Follow me over the fold to find out how the lack of shoes as a child, was one of the experiences from which my Mom learned this important principle...
It's a principle my Mom has lived by all her life, sometimes to the chagrin and embarrassment of her children. For example when I was a kid I remember carrying my lunch to school for several months, in a wooden case that used to hold my mother’s paints and art supplies. It was mortifying to sit at the lunch table, eating out of my paint-spattered wooden box, while all the other kids had those tin lunch boxes with cartoon characters on them. But as new immigrants who came to America with little more than my father’s student loan debt and some furniture handed down from their parents, my Mom and Dad didn’t have much. And in my Mom’s view, there was no need for a new lunch box when the wooden case could hold my lunch just as well.

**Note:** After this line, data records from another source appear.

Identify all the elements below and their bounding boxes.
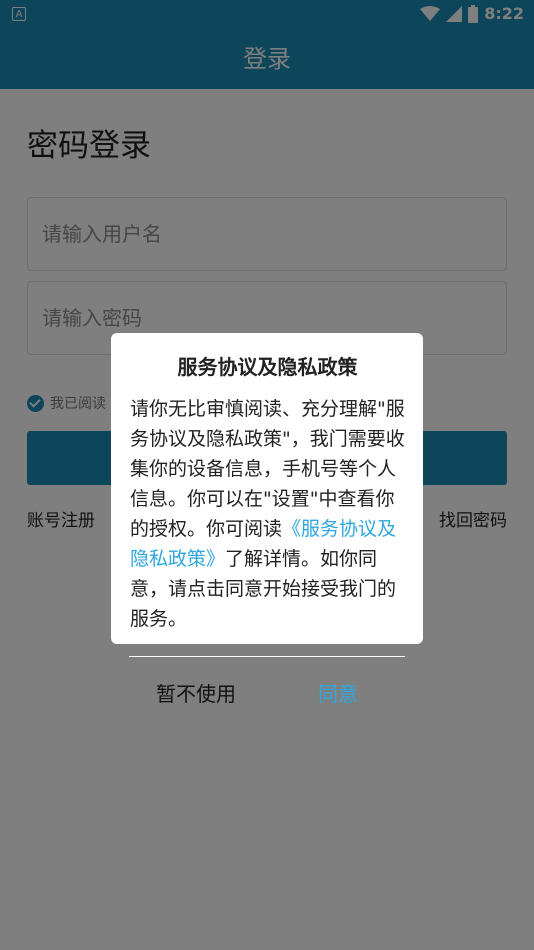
agree-button[interactable]: 同意 (318, 678, 358, 707)
dialog-title: 服务协议及隐私政策 (177, 355, 358, 379)
dialog-body: 请你无比审慎阅读、充分理解"服务协议及隐私政策"，我门需要收集你的设备信息，手机… (130, 394, 405, 634)
privacy-dialog: 服务协议及隐私政策 请你无比审慎阅读、充分理解"服务协议及隐私政策"，我门需要收… (111, 333, 423, 644)
decline-button[interactable]: 暂不使用 (156, 678, 236, 707)
dialog-divider (129, 656, 405, 657)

My Mom’s frugality, however, really stems from her own childhood. She was born in Germany in 1932, the year before Hitler came to power. She was six when World War II began on the continent, and remembers well the bombings, fleeing into the forest when the front came too close, the stories of friends and neighbors going away to fight or being "taken away", often never to be seen again.
But she also remembers the years of just not having enough of anything, whether it was food, soap, clothing, or coal. The ration cards only went so far, and often the stores were just empty. Or, they had been bombed into rubble.
And if you were lucky enough to have shoes, you wouldn’t dream of throwing them away just because they had a few holes. You’d repair them as best you could, because new shoes were just nowhere to be had. Children’s shoes, once hopelessly outgrown, could be given to a neighbor, perhaps in exchange for some eggs, or a slab of bacon fat, or a loaf of bread.
That first winter after she outgrew her shoes, my Mom remembers shuffling to school wearing her father’s shoes. She stuffed an extra pair of socks into the large gap at the heel, and felt like a circus clown. But she was far from alone; lots of kids hobbled around on oversized feet during those times. At least during the warmer months they could wear the crude sandals fashioned (so to speak) from tire treads, often salvaged from the hulks of burned-out trucks abandoned on the side of the road.
Many decades have passed since my Mom last had to wear tire tread sandals, although the sandals she was wearing when I visited last summer, didn’t look much better. Through hard work and some wise investments, my parents today are blessed with enough to live very comfortably, but the lessons learned in those days of hardship are with my mother to this day. While my Dad loves to go to CostCo to stock up and acquire the latest gadget, my Mom would just as soon make do with what she already has. When he teases her about never wanting to spend any money, she answers "But I don’t need anything!"
But last summer, when she came with me to the shoe store where I planned to buy some walking shoes for our trip to Glacier National Park, I happened to glance down at her feet and was horrified. The soles on her thoroughly beaten-up sandals were so worn down, I didn’t want to think about the stress they were putting on her already-troubled and painful knees. "Mom, why don’t you get some new sandals?" I said, guiding her to the display of walking shoes with the comfortable-looking anatomical footbeds. "Oh, these are still good" she answered. "Those are so expensive."
"Just try some on. You don’t have to buy them," I replied, knowing it would do absolutely no good to point out that the sandals on her feet were about to fall apart. Thankfully, the new shoes were so much more comfortable to walk in, she decided this extravagant purchase was justified after all.
At the counter ready to pay for our shoes, my Mom reached into her handbag...which isn’t a handbag at all. Her "everyday handbag" is a green vinyl tote bag that she has had for several years now. She got it for free as part of a promotion at her favorite department store cosmetic counter, which is about one of the only things she splurges on. But even now, after the mini facial soap, lipstick sample, and travel-sized mascara that came packed inside the promo bag have long since been used up, she still carries that green tote everywhere she goes.
And for the last several months, the green vinyl freebie bag has had her "Obama ‘08" button pinned to the handle. And when she called me just now, having read the "Obama shoe story" that I emailed her, she said "Obama and I, we have a lot in common."
My Mom in Ennis, Montana last summer, with her ever-present green vinyl freebie bag (and well-worn shoes).